His acceptance of the collective mind set Borges apart from those writers in his generation who insisted on the cult of the artist as completely separate and alienated. But Borges communed with great writers across time, and knew he was part of a continuum.

This is not to deny the uniqueness of each of us, something we bring to the universe only once. “There will never be another you.” In the Western culture in particular, everyone has had at least moments of feeling so different from others that loneliness threatens to overwhelm: no one really knows me, so how can they love the “real me.” Never mind that the “real me” is so elusive, so . . . unreal.

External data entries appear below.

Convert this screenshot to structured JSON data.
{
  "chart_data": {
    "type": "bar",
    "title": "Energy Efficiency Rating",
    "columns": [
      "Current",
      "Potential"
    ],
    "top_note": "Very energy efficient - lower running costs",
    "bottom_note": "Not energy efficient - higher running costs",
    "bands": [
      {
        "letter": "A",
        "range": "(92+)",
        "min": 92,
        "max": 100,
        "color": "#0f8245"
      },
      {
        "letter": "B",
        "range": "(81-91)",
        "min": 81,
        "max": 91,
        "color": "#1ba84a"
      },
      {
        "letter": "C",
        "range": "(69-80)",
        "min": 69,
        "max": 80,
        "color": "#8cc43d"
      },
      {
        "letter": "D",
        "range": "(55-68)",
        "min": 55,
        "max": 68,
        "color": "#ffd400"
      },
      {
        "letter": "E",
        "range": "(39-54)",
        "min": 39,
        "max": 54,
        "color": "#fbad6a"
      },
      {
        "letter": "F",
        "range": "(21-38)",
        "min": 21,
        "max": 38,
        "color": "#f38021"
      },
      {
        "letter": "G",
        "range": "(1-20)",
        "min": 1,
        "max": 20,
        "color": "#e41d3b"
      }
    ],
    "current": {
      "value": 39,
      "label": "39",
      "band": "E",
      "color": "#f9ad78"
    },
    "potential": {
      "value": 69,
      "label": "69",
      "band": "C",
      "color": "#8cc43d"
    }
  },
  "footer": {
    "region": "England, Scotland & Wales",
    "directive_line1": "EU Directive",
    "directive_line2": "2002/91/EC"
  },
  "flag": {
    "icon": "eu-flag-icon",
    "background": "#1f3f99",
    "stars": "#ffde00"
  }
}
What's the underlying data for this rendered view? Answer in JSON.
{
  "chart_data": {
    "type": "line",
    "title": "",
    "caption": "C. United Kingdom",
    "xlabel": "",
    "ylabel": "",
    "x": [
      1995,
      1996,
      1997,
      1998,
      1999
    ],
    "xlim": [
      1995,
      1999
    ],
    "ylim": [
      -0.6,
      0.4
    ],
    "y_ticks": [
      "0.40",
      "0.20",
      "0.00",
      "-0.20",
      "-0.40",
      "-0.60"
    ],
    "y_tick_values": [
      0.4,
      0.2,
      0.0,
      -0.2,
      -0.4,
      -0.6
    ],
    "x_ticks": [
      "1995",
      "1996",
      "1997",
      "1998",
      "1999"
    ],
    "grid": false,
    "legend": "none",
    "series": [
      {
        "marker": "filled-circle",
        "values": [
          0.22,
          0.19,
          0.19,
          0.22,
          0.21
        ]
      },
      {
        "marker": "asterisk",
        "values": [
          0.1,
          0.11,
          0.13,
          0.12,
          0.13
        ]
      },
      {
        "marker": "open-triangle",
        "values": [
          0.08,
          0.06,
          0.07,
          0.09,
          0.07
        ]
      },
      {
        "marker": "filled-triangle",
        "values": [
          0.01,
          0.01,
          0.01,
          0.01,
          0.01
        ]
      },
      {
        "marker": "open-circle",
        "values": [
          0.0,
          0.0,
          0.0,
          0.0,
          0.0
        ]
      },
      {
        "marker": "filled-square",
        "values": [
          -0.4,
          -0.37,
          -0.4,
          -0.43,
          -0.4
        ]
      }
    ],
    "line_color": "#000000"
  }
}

Even our memories are not fully ours, but a collage of we absorbed in all kinds of ways, including books and movies.

If we were words, each person would be an oxymoron: a collective individual. A single individual has no meaning apart from his social context. As Christian Wiman said, “Experience means nothing if it does not mean beyond itself: we mean nothing unless and until our hard-won meanings are internalized and catalyzed within the lives of others.”

As Borges reminds us: others are and will be our immortality, here on earth.